Time-Rewind sounds complicated, but it’s pretty easy to master. The leader of the group creates time for everyone simply by moving around. If they’re close to death or they run out of ammo, you can click a button and rewind back to the last moment the mechanic was used. So then it’s up to the second character to help out in that alloted time, ghosting the player’s previous moves.

It’s best described as trying to beat your previous best, only you change history in the process. It should be fun, but it ends up being annoying, confusing and repetitive. Since there’s no team AI, the the second (or third) character is unresponsive until you rewind time, so you’re basically having to add layers to the same shootout again and again. But sometimes, getting the perfect run means tripping over your previous actions. Your enemies can deviate paths and come after the second player, but the leader will carry on with pre-recorded moves.

All in all, it creates a lot of headaches, as pre-rec characters will continue their run, wasting ammo at enemies no longer there. Getting too cocky and jumping ahead usually means the second character ruins an already decent run. The idea sounds great on paper, and maybe even better if there was team AI, but having to babysit 2-3 characters is a real pain. And of course, the more time rewinds and characters there are, the more confusing it gets. Considering this is the game’s USP, it’s rarely enjoyable in practice, only during small scale situations.

Bloody Days also has its fair share of game breaking bugs, with my “favourite” recurring one being a screen freeze while the action somehow carried on. There are times when enemies get trapped behind doors in cutscenes, meaning that when the objective is to clear out a room, you can’t because they’ve been boxed off. There was even one hard crash that almost killed my computer. Charming, that was.

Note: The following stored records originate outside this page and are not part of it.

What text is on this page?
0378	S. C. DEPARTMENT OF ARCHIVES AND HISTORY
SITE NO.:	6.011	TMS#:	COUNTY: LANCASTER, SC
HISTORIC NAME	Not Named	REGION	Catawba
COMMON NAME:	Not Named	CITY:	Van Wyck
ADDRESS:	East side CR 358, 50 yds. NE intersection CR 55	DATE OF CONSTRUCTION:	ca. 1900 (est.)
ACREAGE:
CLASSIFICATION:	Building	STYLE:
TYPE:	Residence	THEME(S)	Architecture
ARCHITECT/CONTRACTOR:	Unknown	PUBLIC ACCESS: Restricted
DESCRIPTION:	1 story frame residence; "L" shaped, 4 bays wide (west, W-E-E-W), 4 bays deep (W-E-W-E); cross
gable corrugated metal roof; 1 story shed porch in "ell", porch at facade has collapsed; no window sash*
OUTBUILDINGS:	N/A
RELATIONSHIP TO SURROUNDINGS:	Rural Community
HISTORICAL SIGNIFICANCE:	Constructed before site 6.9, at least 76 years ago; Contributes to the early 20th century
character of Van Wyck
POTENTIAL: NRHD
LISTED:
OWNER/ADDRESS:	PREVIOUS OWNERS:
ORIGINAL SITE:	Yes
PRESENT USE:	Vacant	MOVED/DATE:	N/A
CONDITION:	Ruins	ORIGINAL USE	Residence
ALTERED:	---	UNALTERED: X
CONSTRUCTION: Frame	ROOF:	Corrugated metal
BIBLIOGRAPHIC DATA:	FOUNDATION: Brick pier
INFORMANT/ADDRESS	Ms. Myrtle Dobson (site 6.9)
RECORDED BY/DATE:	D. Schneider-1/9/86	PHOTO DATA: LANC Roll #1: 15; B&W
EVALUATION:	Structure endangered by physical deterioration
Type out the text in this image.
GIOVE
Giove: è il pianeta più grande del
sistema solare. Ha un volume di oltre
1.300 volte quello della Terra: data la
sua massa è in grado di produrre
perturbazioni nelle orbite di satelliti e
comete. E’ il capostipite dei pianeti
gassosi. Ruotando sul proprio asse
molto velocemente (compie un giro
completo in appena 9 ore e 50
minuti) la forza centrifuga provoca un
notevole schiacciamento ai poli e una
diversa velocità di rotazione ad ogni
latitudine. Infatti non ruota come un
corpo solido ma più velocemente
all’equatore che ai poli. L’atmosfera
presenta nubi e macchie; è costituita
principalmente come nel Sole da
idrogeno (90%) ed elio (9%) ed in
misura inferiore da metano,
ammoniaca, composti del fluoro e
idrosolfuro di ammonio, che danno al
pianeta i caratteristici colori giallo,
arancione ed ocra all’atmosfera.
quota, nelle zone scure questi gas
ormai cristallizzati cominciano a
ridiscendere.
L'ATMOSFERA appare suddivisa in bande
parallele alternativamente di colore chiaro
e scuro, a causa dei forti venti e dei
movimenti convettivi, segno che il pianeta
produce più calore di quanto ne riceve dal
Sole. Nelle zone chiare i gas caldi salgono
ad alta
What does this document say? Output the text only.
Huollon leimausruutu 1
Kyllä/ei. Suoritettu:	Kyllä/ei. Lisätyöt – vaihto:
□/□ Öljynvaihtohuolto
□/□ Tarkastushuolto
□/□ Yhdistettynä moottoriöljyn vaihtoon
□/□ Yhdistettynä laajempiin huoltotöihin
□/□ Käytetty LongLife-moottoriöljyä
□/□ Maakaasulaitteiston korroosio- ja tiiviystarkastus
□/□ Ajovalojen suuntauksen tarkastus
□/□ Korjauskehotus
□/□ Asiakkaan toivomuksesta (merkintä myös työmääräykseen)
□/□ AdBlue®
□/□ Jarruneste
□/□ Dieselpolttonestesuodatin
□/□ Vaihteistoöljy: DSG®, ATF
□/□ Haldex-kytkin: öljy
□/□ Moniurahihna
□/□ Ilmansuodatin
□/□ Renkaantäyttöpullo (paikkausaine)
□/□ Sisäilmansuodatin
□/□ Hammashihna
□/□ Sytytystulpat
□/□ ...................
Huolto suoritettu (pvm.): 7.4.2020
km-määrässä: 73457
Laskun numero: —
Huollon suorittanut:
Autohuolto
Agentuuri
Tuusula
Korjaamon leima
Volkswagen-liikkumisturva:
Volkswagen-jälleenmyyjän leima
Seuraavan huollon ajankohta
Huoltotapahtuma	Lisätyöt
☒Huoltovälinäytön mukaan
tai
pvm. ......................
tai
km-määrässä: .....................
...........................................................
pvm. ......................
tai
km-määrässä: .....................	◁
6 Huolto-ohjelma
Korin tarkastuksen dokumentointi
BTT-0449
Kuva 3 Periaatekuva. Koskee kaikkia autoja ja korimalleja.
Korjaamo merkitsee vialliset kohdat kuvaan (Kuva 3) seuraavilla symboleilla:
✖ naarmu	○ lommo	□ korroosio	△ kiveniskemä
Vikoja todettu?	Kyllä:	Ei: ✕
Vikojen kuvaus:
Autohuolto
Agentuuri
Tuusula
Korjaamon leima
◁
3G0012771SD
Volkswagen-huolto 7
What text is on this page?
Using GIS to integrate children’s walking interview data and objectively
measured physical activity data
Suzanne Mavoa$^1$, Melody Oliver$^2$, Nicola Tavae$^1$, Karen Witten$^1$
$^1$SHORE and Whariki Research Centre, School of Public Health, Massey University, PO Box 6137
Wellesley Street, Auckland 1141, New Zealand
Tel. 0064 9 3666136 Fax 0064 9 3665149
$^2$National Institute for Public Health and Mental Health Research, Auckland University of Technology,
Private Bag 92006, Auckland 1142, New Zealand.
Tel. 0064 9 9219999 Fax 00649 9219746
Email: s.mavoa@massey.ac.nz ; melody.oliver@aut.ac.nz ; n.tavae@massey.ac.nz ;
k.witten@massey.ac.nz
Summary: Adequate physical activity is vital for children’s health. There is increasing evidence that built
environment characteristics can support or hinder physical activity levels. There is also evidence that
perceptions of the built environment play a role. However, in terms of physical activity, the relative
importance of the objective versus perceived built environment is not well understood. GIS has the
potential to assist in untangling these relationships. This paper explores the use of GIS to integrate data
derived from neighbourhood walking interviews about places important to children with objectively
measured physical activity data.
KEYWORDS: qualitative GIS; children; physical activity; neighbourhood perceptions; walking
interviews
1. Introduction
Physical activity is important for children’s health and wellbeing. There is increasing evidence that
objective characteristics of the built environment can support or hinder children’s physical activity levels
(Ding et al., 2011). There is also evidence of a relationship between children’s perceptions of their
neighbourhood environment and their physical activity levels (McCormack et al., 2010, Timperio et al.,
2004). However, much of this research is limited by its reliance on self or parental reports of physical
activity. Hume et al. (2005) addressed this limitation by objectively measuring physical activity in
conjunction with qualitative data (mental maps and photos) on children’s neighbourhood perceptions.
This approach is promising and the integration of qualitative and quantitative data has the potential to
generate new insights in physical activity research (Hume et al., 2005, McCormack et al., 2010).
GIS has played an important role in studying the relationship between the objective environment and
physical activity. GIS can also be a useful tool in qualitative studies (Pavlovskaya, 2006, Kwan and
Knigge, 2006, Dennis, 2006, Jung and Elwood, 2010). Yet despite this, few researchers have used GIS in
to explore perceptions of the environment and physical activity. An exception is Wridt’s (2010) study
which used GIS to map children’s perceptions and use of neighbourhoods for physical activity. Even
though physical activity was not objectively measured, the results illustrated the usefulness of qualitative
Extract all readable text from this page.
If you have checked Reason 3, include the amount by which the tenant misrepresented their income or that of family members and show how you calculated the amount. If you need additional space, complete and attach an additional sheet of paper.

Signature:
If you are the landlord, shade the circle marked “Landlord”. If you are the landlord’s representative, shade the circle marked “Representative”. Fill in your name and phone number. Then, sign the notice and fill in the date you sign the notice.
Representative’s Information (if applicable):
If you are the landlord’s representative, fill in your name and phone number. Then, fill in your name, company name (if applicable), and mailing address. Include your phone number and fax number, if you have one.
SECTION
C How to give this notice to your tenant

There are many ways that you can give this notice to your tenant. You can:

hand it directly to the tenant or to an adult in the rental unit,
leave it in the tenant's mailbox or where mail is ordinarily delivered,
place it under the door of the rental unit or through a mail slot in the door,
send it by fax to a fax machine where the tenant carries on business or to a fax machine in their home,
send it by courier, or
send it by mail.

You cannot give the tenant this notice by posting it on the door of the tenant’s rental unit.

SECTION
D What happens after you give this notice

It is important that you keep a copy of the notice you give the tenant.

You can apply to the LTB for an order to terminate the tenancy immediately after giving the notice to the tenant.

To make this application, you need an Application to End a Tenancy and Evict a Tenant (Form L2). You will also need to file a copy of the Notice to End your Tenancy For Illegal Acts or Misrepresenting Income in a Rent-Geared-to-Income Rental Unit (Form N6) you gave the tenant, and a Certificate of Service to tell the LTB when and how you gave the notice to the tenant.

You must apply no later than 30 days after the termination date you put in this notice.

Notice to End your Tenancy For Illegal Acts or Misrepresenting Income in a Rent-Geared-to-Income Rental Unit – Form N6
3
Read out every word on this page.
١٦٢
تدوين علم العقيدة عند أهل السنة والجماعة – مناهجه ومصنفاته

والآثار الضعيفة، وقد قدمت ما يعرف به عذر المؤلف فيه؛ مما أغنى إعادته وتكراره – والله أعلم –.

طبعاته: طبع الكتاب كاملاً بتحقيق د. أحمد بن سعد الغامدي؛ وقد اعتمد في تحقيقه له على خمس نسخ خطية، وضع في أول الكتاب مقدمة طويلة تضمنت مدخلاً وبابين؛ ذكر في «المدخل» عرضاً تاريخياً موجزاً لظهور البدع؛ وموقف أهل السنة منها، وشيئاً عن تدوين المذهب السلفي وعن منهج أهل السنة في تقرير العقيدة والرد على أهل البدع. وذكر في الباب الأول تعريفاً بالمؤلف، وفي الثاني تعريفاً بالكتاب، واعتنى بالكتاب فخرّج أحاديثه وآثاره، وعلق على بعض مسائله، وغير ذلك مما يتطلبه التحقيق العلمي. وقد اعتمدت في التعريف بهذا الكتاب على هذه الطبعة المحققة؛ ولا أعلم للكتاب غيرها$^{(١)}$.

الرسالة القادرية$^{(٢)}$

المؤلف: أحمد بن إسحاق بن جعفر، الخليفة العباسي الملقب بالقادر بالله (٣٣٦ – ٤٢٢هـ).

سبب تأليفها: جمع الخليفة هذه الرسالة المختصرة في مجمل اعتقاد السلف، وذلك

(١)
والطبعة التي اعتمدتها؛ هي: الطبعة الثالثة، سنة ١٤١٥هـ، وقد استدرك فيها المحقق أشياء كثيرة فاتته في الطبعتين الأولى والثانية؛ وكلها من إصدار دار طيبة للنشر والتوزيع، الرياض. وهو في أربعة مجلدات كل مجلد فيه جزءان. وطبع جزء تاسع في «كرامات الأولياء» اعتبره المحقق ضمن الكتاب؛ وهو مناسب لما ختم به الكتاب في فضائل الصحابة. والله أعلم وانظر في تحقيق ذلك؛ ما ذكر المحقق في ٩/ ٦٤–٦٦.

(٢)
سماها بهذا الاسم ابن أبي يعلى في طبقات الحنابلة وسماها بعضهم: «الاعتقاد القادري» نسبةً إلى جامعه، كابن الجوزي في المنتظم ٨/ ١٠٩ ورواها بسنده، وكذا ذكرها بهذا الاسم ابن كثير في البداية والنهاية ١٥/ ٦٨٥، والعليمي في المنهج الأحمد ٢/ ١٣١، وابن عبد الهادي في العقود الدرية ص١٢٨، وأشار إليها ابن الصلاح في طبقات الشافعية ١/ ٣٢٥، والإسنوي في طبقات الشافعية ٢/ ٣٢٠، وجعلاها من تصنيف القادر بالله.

Seriously, there are plenty of licensed games out there that are faithful to the source material and you’ll usually find me championing the better ones. Thinking back to the 2006 attempt, as shallow as it was, it had an interesting hostage taking mechanic suitably in-line with the movie’s flashbacks. Bloody Days, on the other hand, comes across a cheaply purchased IP grafted onto some prototype because someone thought brand recognition could net them more sales. Yes, it’s that cynical to play.

Even if it wasn’t a gross misuse of a license, Reservoir Dogs: Bloody Days is a boring, buggy game with a universal selling point that’s nowhere as fun, or as smart, as it thinks it is. And just like Joe Cabot, I’m so goddamn mad hollering at you guys, I can hardly talk.

[This review is based on a retail build of the game provided by the publisher.]

2
Bad
Any good they might have had are quickly swallowed up by a plethora of issues. The desperate or the gullible may find a glimmer of fun hidden somewhere in the pit.